Dark Shadows marque sa huitième collaboration avec Johnny Depp

LOS ANGELES Dès les premières images de Dark Shadows, on reconnaît la patte de Tim Burton. Ambiances étranges, à la frontière entre l’épouvante et la comédie, situations décalées et personnages hors du temps, aux comportements désuets, que rien ne semble étonner : lui seul sait tourner comme ça. Et puis, comme si ça ne suffisait pas, voici l’élément qui le trahit définitivement : Johnny Depp tient le rôle principal.

C’est votre 8e collaboration. À la 10e, Johnny travaillera gratuitement pour vous ?

“(rires). Ça serait génial de trouver ce genre d’arrangement ! Pour dix films de produits avec le même acteur, ce dernier s’engagerait à en faire un gratuit ! Malheureusement, ça ne fonctionne pas comme ça à Hollywood. Nous ne sommes pas épiciers !”

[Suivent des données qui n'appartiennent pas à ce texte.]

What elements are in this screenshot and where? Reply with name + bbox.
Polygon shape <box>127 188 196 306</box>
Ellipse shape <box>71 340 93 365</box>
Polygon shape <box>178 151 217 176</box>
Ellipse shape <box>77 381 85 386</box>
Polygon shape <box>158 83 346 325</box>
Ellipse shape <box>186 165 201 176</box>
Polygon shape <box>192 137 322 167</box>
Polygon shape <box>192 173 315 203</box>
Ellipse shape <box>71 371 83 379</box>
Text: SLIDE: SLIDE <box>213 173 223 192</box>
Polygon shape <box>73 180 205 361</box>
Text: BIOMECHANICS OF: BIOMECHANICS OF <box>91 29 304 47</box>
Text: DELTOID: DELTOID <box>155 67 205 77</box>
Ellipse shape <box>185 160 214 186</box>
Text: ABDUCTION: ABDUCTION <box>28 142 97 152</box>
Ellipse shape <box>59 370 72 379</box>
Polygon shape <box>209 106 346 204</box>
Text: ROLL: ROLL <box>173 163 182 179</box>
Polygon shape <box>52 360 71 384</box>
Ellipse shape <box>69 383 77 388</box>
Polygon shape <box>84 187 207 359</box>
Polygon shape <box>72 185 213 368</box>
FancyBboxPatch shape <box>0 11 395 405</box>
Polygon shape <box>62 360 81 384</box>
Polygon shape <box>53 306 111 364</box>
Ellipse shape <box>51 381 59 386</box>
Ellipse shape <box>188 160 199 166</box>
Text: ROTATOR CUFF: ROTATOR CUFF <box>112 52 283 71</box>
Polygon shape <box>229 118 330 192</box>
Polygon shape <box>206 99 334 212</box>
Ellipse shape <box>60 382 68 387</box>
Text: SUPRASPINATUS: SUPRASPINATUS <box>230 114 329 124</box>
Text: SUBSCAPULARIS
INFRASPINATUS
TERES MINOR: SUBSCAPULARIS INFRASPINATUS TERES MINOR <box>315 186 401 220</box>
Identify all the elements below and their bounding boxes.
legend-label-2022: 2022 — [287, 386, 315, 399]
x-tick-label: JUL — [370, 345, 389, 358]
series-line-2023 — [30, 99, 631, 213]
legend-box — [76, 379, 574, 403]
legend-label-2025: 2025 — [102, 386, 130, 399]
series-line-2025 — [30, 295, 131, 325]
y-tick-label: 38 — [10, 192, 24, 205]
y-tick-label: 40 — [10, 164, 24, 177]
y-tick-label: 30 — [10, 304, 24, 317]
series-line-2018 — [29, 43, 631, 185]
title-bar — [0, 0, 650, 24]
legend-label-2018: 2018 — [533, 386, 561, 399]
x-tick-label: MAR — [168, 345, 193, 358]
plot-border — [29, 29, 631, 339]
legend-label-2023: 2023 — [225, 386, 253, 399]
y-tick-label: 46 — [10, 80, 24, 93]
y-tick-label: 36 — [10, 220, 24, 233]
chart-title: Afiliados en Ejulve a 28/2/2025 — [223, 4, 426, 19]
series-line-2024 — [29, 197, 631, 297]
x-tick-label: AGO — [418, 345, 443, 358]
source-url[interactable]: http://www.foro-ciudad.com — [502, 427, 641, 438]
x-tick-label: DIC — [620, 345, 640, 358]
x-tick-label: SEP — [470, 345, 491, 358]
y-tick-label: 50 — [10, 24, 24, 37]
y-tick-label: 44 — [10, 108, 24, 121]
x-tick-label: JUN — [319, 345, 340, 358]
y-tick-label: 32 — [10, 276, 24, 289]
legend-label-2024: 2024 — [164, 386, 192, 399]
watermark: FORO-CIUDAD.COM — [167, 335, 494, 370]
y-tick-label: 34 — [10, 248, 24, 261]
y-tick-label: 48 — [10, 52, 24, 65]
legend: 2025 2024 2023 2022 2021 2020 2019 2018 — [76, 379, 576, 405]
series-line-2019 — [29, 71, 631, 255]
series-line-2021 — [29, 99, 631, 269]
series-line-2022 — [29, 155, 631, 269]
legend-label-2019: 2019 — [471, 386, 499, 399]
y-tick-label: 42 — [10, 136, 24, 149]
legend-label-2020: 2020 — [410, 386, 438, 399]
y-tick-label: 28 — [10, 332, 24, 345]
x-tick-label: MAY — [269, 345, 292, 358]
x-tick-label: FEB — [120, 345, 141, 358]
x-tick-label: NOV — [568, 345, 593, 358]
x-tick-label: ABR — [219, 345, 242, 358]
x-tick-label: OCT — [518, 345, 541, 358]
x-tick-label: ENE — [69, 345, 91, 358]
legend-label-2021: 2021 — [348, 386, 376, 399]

Mais pourquoi Johnny Depp ? Encore et encore…

“Mais c’est évident ! Il suffit de voir ses films pour comprendre pourquoi. Johnny est un acteur versatile qui n’a pas peur d’expérimenter différentes choses. Il ose. Il se met en danger. Il prend des risques. Il sort de cette zone confortable où tant d’acteurs aiment se réfugier. Vous savez… ces acteurs qui donnent l’impression de jouer toujours les mêmes personnages et qui par une espèce de facilité n’arrivent pas à se renouveler. En sortant des sentiers battus, Johnny ne cède pas à une forme d’embourgeoisement artistique ! Johnny apporte en outre un sang neuf constant ! Une richesse incroyable dans la façon dont il incarne ses personnages ! Ce que j’apprécie aussi chez lui, c’est qu’il se fout éperdument de son apparence. Il ne vous fera aucune remarque si à l’image il n’apparaît pas sous son meilleur profil ! Contrairement à d’autres acteurs qui viennent s’assurer après chaque scène que la lumière, le cadrage les mettent bien en valeur ! Le plus incroyable c’est sa mémoire des personnages. Il peut très bien garder un trait de caractère, un petit détail vestimentaire, un truc anodin d’un rôle qu’il a interprété il y a plusieurs années pour ensuite l’intégrer dans un autre personnage !”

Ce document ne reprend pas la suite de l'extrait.